While several writers have found inspiration in Lovecraft's fiction, resulting in an influx of stories written in 'homage' of his work, many of these pastiches lack originality and aesthetic power. Only a few of these authors have managed to find their own voice. Bloch, Leiber, and Wandrei all reached vistas of mystery and awe, terror and beauty, independent of their mentor. Add to this list Mr. Pugmire, who evokes a primal sense of awe comparable to Lovecraft without resorting to outright mimicry. Rather than toil within pre-established characters or conventions already established by the grand old man of Providence, Pugmire establishes his own voice and style -- albeit in Lovecraft's shadow (a place, I think, he is delighted to occupy). Reaching depths of terror and beauty in prose as poetic as it is concise, Pugmire has found that combination of psychological precision and mannered discipline that lent such believability and wonder to Lovecraft's fiction. This is most evident in "An Eidolon of Nothing," wherein hoary dimensions of time and sorcery are anchored by all-too-real human desires, and further emphasized in the vignettes "Hour of the Their Appetite," "The Sign that Sets the Darkness Free," and "Jigsaw Boy." These explosions of dark wonder are as emotionally powerful as they are brief, testifying to Pugmire's ability to vivisect our interpretation of the cosmos in a matter of few paragraphs. Several of the author's icy prose poems display the author's understanding that fear and awe are close cousins, handmaids to the same primal impulses. Each of these emotionally draining nightmares combines the universal paranoia of Lovecraft with the emotional overflow of a Romantic writer, all leading to his love affair with decaying splendor. At the same time, "The Fungal Stain" and "His Splintered Kiss" resonate with a lyrical delight in morbidity comparable to the Decadent school of the "Yellow Nineties."

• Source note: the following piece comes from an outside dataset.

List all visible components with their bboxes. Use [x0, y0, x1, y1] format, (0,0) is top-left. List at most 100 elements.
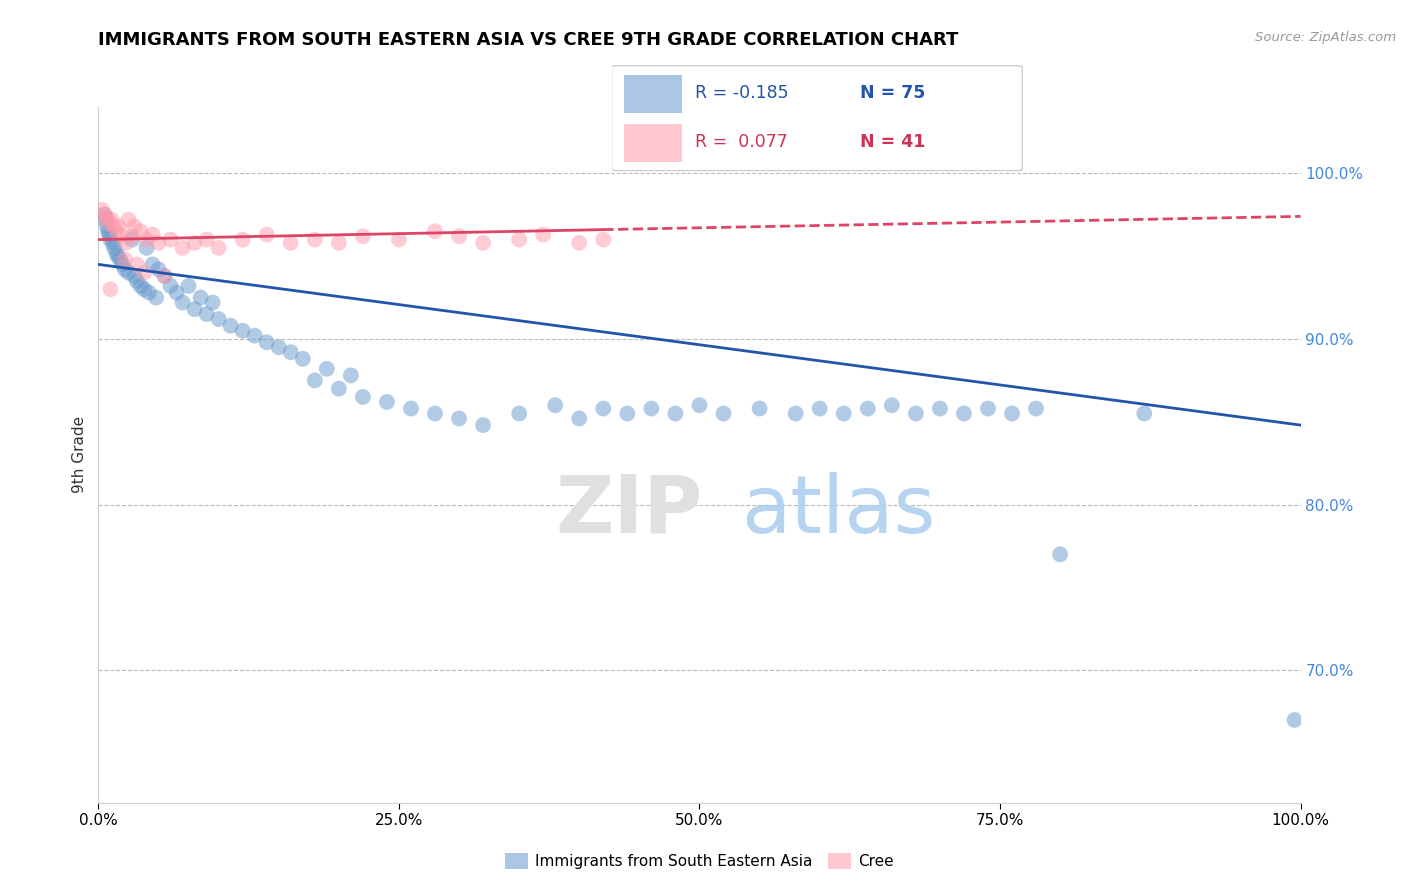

While several of Lovecraft's thematic obsessions and tropes are made use of in this collection, they are baptized by Pugmire's personality. In short, Pugmire may be considered a practitioner of the Cthulhu tradition but he inspires dread through his own unique manipulation of said conventions, allowing inspiration and an organic sense of discovery to lead him. Including a novelette located in his fictionalized Sesqua Valley (a microcosm every bit as realistic in its details of culture and history as Arkham or Dunwich), this collection also includes a prose poem sequence similar in tone to some of Machen's finely wrought emotional invasions, and surrealistic vignettes that remind one of not only Clark Ashton Smith but the early fantasies of Lord Dunsany and opulent dream pieces of John Gale. Perhaps no one can describe this collection better than the author, who states that these are "Lovecraftian dreams as thresholds to alien emotion, dimension, salvation, damnation." Each piece is an expressionistic passport to unknowable dimensions of mystical nightmares and dreamscapes, inviting us to leave ourselves for a moment. We are asked not only to depart from our skins and minds, but from the very world we think we know, as Pugmire challenges our concepts of reality. What remains is both horrifying and tantalizing, a siren's song that makes destruction and oblivion almost attractive. A medicine for mediocrity, the 25 selections are all generally what they claim to be -- dreams. Nightmares. Visions. Hallucinations ... Or perhaps a truth far greater than what we have been taught to believe constitutes waking reality. And this is Pugmire's greatest achievement, making us doubt our finite understanding of either ourselves or the greater universe around us.